I have a script that ssh's to some servers. Sometimes an unexpected problem causes ssh to hang indefinitely. I want to avoid this by killing ssh if it runs too long.
I'm also using a wrapper function for input redirection. I need to force a tty with the -t flag to make a process on the server happy.
function _redirect {
if [ "$DEBUG" -eq 0 ]; then
$* 1> /dev/null 2>&1
else
$*
fi
return $?
exit
}
SSH_CMD="ssh -t -o BatchMode=yes -l robot"
SERVER="192.168.1.2"
ssh_script=$(cat <<EOF
sudo flock -w 60 -n /path/to/lock -c /path/to/some_golang_binary
EOF
)
_redirect timeout 1m $SSH_CMD $SERVER "($ssh_script)"

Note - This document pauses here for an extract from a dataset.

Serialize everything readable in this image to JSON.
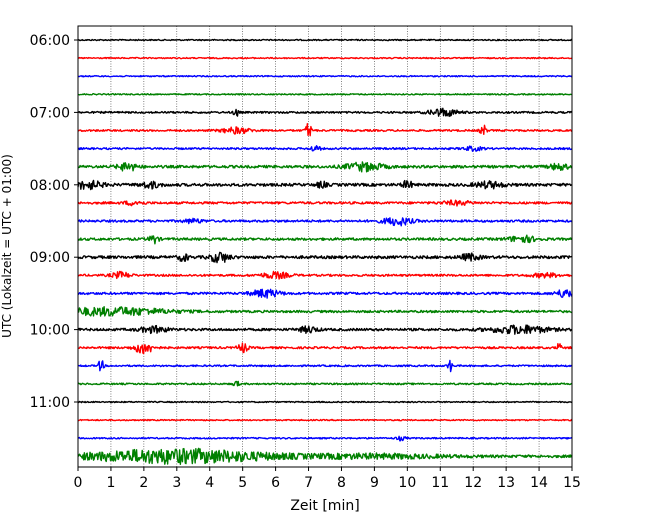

The result is a timeout with this message printed:
tcsetattr: Interrupted system call
The expected result is either the output of the remote shell command, or a timeout and proper exit code.
when I type
timeout 1m ssh -t -o BatchMode=yes -o -l robot 192.168.1.2 \
"(sudo sudo flock -w 60 -n /path/to/lock -c /path/to/some_golang_binary)" \
1> /dev/null
I get the expected result.
I suspect these two things:
1)The interaction between GNU timeout and ssh is causing the tcsetattr system call to take a very long time (or hang), then timeout sends a SIGTERM to interrupt it and it prints that message. There is no other output because this call is one of the first things done. I wonder if timeout launches ssh in a child process that cannot have a terminal, then uses its main process to count time and kill its child.
I looked here for the reasons this call can fail.
2) _redirect needs a different one of $@, $*, "$@", "$*" etc. Some bad escaping/param munging breaks the arguments to timeout which causes this tcsetattr error. Trying various combinations of this has not yet solved the problem.